Russian mercenary organization Wagner Group is being replaced in the Sahel by the state-controlled Africa Corps. However, it seems unlikely that the change will alter Russian mercenaries’ brutal methods in the terrorism-plagued region, according to experts.
The shift might make conditions in Burkina Faso, Mali and Niger even worse, analysts argue in a paper published by the Combating Terrorism Center at West Point.
Since the Wagner Group arrived in Mali in 2021 and Africa Corps came to Burkina Faso and Niger in 2024, little has happened to quell the violence that has made the region the global leader in terrorism.
“Russia’s Sahel strategy, and arguably its Africa strategy writ large, is one that promotes more disruption and chaos, not less,” analysts Christopher Faulkner, Marcel Plichta and Raphael Parens wrote in late 2024 for the center.
Russian mercenaries’ brutality toward civilians has reduced the stability of all three countries as mercenaries execute people and perpetrate indiscriminate violence.
“Increasingly, civilians are more afraid of being killed by Russian mercenaries than by jihadist groups,” Rand Corp. analyst Ryan Bauer wrote.
As they exited Mali in June, Wagner Group leaders claimed victory after restoring regional capitals to the government’s control and killing insurgent leaders — claims that are “starkly at odds with the prevailing reality” as violence in the country continues to escalate, analyst Samir Bhattacharya recently wrote for the Hindustan Times.
In the weeks leading up to the Wagner Group’s departure, terrorists killed 200 soldiers in Burkina Faso and 100 in Niger, Bhattacharya noted.
“These successive setbacks underscored Wagner’s limited effectiveness in counterinsurgency operations and further highlighted the precarious and deteriorating security landscape across the Sahel region,” Bhattacharya added.
In a statement, Africa Corps leaders said they would continue to support the Malian government at a “a more fundamental level.” Observers say that Africa Corps is likely to focus more on coup-proofing the ruling juntas than helping local troops fight insurgents.
Africa Corps forces helped Burkinabe troops fend off a coup attempt against junta leader Capt. Ibrahim Traoré in 2024. They are similarly serving as protection for Niger’s junta leader Gen. Abdourahamane Tchiani while doing little to stem the tide of violence outside the capital, according to analysts.
“Despite arriving in Ouagadougou and Niamey in January and April 2024, respectively, there is very little evidence to suggest Africa Corps has made any sort of tangible security gains unless one assesses their presence as effectively deterring any would-be coup-plotters from challenging the regimes of Traoré or Tchiani,” Faulkner, Plichta and Parens wrote for the West Point center.
Further complicating matters, Africa Corps has repeatedly failed to meet the government’s recruitment goals.

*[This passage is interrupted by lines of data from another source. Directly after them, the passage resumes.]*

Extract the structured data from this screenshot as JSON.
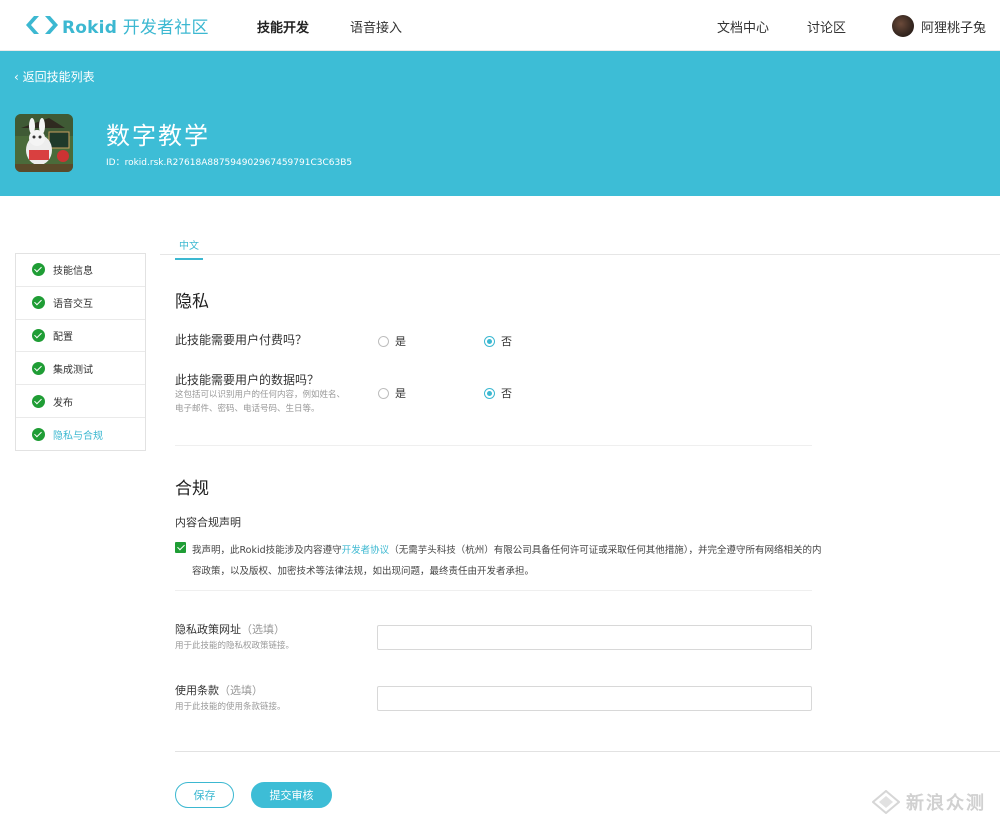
{
  "nav": {
    "brand_en": "Rokid",
    "brand_cn": "开发者社区",
    "items": [
      {
        "label": "技能开发",
        "active": true
      },
      {
        "label": "语音接入",
        "active": false
      }
    ],
    "right_items": [
      {
        "label": "文档中心"
      },
      {
        "label": "讨论区"
      }
    ],
    "user_name": "阿狸桃子兔"
  },
  "banner": {
    "back_label": "返回技能列表",
    "title": "数字教学",
    "id_text": "ID：rokid.rsk.R27618A887594902967459791C3C63B5"
  },
  "sidebar": {
    "items": [
      {
        "label": "技能信息",
        "done": true,
        "active": false
      },
      {
        "label": "语音交互",
        "done": true,
        "active": false
      },
      {
        "label": "配置",
        "done": true,
        "active": false
      },
      {
        "label": "集成测试",
        "done": true,
        "active": false
      },
      {
        "label": "发布",
        "done": true,
        "active": false
      },
      {
        "label": "隐私与合规",
        "done": true,
        "active": true
      }
    ]
  },
  "tabs": [
    {
      "label": "中文",
      "active": true
    }
  ],
  "privacy": {
    "heading": "隐私",
    "q1": {
      "label": "此技能需要用户付费吗？",
      "options": [
        "是",
        "否"
      ],
      "selected": "否"
    },
    "q2": {
      "label": "此技能需要用户的数据吗？",
      "help": "这包括可以识别用户的任何内容，例如姓名、电子邮件、密码、电话号码、生日等。",
      "options": [
        "是",
        "否"
      ],
      "selected": "否"
    }
  },
  "compliance": {
    "heading": "合规",
    "sub_title": "内容合规声明",
    "checked": true,
    "declaration_before": "我声明，此Rokid技能涉及内容遵守",
    "declaration_link": "开发者协议",
    "declaration_after": "（无需芋头科技（杭州）有限公司具备任何许可证或采取任何其他措施），并完全遵守所有网络相关的内容政策，以及版权、加密技术等法律法规，如出现问题，最终责任由开发者承担。",
    "privacy_url": {
      "label": "隐私政策网址",
      "optional": "（选填）",
      "help": "用于此技能的隐私权政策链接。",
      "value": ""
    },
    "terms": {
      "label": "使用条款",
      "optional": "（选填）",
      "help": "用于此技能的使用条款链接。",
      "value": ""
    }
  },
  "buttons": {
    "save": "保存",
    "submit": "提交审核"
  },
  "watermark": "新浪众测",
  "colors": {
    "accent": "#3dbdd6",
    "success": "#1f9d35"
  }
}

Moscow’s original demand to recruit 40,000 fighters was scaled back to 20,000 — a number that also remains out of reach.
Meanwhile, Africa Corps has absorbed some former Wagner Group mercenaries, perpetuating the violence associated with that organization. Mali’s 2,000 Russian mercenaries, for example, are a mix of old Wagner Group fighters and new Africa Corps recruits.
Russia has used Libya’s port at Tobruk to transport more than 6,000 metric tons of weapons and other materiel into North Africa and the Sahel. Despite its weapons and manpower, the Wagner Group/Africa Corps experienced two high-profile defeats at the hands of insurgents in Mali in 2024.
A joint assault by the then-Wagner Group and Malian Army (FAMa) on the Tuareg community of Tinzaouaten in July 2024 turned into a rout for the attackers, who were ambushed by insurgents from Jama’at Nusrat al-Islam wal-Muslimin (JNIM) as they retreated. In all, 46 mercenaries and 24 Malian soldiers died in the attacks.
A planned October assault was quickly converted to a mission to recover the bodies of those killed in July when mercenaries realized insurgents were tracking their actions, according to Faulkner, Plichta and Parens.
“One can easily connect Wagner’s recent failures in Mali with similar failures in Mozambique and Syria, where defeats and casualties on the battlefield forced Wagner to remove itself from these deployments,” the West Point analysts wrote.
So far, there are no indications that the Africa Corps plans to end its operations in the Sahel. What seems more likely, analysts say, is a continuation of the Russia strategy of spreading chaos and violence under the guise of counterterrorism.
“Rather than building the defense capacity of countries they operate in, Russian mercenaries create an insecure climate and then position themselves as indispensable,” Rand Corp.’s Bauer wrote.